White cedar description:
Thuja occidentalis, commonly known as Eastern arborvitae or Northern white cedar, is a coniferous evergreen tree that is native to eastern North America. The tree can grow up to a height of 40 to 80 feet and has a spread of 10 to 15 feet, making it a popular choice for hedges, screens, and privacy fences. Its slender, pyramidal shape and rich green foliage make it a visually appealing addition to any landscape.
The tree's leaves are scale-like and arranged in flat sprays, with each spray measuring around 1/16 to 1/8 inch in length. The cones of Thuja occidentalis are small, measuring around 1/2 to 3/4 inch in length, and are initially green in color, turning brown as they mature. The tree also produces small, woody seed pods that measure around 1/4 inch in length.
Thuja occidentalis is widely used in traditional herbal medicine and homeopathy, with a range of potential health benefits. Its extracts are believed to have immune-boosting properties, and may help to alleviate symptoms of respiratory infections, colds, and flu. Thuja occidentalis is also used topically for skin conditions such as warts, ringworm, and psoriasis, as well as a natural insect repellent.
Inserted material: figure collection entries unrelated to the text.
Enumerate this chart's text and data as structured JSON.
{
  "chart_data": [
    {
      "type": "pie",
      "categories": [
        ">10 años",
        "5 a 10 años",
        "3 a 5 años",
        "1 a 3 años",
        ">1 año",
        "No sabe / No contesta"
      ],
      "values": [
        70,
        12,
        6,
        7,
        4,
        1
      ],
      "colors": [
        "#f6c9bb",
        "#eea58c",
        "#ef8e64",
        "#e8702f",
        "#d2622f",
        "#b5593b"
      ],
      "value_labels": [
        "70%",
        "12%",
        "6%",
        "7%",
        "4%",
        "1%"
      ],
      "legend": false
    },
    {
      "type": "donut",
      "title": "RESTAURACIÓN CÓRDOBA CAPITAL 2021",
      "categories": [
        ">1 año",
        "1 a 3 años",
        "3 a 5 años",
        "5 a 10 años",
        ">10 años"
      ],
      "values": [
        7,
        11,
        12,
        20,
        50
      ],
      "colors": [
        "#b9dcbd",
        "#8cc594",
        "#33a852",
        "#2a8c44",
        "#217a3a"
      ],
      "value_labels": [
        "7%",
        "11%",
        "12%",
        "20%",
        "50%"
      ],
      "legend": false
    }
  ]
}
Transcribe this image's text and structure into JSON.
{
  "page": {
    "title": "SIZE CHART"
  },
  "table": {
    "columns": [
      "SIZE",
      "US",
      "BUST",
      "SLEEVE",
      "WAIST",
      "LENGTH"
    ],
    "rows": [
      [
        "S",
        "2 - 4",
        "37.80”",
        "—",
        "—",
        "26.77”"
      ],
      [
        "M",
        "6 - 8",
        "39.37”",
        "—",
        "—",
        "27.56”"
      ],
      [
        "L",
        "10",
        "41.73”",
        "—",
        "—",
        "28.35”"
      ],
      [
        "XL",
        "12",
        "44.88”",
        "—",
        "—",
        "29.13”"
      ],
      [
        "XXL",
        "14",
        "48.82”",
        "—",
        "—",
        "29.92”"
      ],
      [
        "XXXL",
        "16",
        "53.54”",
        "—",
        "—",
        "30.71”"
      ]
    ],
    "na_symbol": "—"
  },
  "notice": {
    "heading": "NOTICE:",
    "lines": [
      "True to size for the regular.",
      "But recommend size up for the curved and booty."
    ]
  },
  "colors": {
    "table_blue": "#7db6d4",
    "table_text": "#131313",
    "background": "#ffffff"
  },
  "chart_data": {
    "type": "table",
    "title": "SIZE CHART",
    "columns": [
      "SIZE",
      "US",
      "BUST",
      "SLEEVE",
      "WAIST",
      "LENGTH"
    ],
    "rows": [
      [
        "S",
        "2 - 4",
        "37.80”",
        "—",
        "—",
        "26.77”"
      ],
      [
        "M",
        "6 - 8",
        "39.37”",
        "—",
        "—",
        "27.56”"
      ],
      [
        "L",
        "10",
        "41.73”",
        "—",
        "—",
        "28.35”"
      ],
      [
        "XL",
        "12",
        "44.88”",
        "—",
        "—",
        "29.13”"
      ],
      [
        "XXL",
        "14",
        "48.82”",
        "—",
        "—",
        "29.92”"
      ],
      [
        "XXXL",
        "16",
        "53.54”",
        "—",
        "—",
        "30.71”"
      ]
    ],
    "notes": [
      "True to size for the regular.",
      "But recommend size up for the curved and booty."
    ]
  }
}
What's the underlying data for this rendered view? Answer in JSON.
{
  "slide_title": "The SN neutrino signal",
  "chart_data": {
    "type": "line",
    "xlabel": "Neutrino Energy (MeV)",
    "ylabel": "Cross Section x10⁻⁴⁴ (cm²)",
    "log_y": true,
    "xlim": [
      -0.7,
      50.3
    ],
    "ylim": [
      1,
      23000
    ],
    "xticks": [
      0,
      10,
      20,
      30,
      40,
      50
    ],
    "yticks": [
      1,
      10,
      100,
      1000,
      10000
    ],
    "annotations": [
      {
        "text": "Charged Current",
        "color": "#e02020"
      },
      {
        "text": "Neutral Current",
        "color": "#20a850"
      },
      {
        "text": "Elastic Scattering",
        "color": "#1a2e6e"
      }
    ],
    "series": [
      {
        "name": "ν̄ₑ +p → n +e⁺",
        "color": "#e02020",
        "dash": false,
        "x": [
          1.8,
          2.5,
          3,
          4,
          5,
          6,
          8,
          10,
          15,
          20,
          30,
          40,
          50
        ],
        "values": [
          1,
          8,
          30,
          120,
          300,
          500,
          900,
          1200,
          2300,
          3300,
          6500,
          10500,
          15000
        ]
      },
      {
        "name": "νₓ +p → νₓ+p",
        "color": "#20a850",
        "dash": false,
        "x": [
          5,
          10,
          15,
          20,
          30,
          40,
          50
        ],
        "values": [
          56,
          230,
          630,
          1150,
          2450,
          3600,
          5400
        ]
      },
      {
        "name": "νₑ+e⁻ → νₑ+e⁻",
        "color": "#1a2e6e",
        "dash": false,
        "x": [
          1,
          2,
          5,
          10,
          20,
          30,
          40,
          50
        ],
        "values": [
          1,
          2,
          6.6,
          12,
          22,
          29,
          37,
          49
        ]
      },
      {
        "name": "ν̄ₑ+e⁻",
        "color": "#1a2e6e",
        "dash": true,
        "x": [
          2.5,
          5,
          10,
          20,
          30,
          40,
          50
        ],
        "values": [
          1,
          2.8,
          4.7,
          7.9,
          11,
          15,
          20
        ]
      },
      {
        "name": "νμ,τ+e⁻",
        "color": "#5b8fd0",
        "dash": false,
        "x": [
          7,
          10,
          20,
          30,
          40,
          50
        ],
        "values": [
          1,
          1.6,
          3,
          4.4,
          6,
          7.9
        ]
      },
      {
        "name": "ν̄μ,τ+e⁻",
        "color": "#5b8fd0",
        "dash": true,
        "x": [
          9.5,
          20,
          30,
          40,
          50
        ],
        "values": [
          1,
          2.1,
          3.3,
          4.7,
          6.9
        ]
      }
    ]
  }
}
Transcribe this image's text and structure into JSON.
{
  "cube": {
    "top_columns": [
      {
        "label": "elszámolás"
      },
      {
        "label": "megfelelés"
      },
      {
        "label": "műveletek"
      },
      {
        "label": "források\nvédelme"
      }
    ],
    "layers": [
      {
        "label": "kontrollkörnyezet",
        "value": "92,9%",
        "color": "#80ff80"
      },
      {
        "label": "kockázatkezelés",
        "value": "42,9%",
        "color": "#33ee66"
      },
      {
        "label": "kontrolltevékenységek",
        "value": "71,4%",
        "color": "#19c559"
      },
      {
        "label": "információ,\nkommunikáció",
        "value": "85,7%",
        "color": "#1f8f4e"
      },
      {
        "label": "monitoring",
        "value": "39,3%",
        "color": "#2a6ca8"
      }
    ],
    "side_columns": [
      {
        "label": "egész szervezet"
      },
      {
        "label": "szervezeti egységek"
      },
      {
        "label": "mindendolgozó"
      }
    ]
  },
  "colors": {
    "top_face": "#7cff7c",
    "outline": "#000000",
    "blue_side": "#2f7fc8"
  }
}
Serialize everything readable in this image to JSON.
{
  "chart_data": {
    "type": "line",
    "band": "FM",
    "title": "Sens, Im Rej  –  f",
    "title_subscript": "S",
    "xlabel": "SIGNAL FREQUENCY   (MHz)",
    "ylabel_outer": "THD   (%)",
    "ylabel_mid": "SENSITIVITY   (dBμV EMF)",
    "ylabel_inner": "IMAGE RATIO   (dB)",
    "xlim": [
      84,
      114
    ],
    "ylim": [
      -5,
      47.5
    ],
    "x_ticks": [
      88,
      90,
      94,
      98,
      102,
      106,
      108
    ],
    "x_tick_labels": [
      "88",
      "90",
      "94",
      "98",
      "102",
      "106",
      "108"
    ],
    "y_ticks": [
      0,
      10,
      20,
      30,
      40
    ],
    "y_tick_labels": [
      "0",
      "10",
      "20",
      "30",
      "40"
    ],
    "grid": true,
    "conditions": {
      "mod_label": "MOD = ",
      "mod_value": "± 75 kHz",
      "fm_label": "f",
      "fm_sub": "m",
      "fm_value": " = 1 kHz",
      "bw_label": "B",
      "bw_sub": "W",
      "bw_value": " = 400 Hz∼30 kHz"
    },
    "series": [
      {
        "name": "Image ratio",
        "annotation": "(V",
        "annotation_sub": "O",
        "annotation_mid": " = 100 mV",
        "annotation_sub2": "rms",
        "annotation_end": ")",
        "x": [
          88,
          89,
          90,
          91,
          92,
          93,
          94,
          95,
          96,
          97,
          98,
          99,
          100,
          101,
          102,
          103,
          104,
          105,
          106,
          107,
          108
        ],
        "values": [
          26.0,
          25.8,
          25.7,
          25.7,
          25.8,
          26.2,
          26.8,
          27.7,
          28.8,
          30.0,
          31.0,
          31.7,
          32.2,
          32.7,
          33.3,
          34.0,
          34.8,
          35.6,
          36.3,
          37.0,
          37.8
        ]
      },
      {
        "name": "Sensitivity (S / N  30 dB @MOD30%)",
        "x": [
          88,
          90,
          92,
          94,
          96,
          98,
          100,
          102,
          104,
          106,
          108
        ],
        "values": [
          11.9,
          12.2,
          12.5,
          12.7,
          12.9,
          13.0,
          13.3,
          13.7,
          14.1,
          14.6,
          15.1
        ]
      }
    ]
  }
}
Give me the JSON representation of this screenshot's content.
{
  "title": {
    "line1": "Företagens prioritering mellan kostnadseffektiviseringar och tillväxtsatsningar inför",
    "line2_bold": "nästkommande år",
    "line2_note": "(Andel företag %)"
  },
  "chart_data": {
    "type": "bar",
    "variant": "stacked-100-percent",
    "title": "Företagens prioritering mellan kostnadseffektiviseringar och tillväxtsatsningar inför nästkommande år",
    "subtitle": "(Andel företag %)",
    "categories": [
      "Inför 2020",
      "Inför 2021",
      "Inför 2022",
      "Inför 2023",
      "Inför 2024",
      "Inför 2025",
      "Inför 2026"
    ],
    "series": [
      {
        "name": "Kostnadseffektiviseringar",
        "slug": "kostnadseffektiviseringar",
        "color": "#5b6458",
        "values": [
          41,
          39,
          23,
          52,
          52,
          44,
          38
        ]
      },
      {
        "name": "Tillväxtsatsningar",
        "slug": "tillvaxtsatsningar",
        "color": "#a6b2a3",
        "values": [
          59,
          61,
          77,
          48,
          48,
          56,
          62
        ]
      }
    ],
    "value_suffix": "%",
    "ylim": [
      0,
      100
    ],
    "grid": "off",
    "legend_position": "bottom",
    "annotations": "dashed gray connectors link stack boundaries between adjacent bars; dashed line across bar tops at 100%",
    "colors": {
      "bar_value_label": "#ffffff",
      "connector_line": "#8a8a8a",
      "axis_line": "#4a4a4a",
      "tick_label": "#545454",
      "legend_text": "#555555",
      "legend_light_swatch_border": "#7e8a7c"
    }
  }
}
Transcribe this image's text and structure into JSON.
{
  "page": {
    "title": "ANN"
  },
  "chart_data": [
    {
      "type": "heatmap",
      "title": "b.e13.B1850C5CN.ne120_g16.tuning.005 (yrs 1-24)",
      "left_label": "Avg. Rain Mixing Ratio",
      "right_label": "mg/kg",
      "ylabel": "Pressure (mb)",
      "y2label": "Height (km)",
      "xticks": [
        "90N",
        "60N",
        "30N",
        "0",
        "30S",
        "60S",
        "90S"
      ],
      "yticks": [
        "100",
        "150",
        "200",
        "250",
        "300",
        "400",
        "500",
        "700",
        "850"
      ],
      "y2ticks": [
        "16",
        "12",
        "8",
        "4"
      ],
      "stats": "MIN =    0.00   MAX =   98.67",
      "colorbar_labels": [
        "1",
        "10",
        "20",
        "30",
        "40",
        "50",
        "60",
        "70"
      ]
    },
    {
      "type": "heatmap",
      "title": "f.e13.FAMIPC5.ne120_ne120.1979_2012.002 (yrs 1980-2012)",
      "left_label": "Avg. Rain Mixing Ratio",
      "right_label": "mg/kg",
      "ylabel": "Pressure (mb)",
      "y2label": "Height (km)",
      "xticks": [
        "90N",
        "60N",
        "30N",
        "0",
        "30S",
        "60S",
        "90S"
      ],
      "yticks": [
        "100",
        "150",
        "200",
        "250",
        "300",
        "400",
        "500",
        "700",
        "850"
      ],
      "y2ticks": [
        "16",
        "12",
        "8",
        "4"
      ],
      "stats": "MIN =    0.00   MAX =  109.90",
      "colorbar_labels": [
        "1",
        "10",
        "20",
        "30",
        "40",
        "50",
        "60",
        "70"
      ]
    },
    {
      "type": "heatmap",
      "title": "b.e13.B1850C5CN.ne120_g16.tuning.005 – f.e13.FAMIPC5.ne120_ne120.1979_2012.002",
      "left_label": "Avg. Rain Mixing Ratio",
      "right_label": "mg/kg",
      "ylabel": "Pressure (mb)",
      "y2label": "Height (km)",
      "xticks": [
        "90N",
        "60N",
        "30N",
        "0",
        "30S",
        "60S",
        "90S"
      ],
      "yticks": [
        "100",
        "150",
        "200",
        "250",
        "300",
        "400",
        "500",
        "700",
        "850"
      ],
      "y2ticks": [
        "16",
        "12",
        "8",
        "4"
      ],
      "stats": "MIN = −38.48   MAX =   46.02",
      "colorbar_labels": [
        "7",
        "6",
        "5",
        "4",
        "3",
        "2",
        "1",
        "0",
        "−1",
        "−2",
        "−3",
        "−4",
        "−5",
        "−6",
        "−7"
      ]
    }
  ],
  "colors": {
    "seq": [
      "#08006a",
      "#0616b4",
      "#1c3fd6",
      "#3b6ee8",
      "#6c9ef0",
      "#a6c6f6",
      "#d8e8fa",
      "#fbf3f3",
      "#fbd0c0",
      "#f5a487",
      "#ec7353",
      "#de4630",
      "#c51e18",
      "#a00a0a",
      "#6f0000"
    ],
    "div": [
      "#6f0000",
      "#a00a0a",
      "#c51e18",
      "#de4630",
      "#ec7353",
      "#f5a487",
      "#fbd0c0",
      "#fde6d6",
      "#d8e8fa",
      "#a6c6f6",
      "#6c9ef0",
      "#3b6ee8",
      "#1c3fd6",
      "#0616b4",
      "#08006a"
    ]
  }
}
However, it is important to note that Thuja occidentalis can be toxic in high doses, and should only be used under the guidance of a qualified healthcare provider.
White cedar has a native range in the United States that extends from Minnesota on the West East and South to Maine and Georgia.
Standard Plant Information:
Plant Height: 40-80'
Bloom time: April - May
Preferred Habitat: Does well in part shade to full sun with moist to wet soil. Often found in peat swamps, moist upland forests, rocky lakeshores, and cliffs.
Planting a tree seedling or small potted tree properly is important to ensure its healthy growth and development. Here are the steps you can follow to plant a tree:
Choose the right spot: Select a spot with adequate sunlight, water, and soil drainage. Make sure the tree has enough space to grow to its full size without interfering with other plants, structures, or utility lines.
Prepare the soil: Dig a hole that is twice as wide and slightly shallower than the root ball of the seedling. Remove weeds or debris from the area. Loosen the soil around the edges of the hole to help the roots grow more easily.
Plant the seedling: Place the seedling in the hole, making sure the top of the root ball is level with the ground surface. Gently spread out the roots and fill in the hole with soil, tamping it down lightly as you go.
Water the seedling: Water the tree deeply and thoroughly after planting, making sure the soil is evenly moist. This will help settle the soil around the roots and eliminate any air pockets.
Monitor the growth: Keep an eye on the seedling to make sure it is getting enough water and sunlight, and that it is not being attacked by pests or diseases. Prune any damaged or dead branches as necessary, and provide support if needed.
By following these steps, you can help ensure the healthy growth and development of your newly planted tree seedling.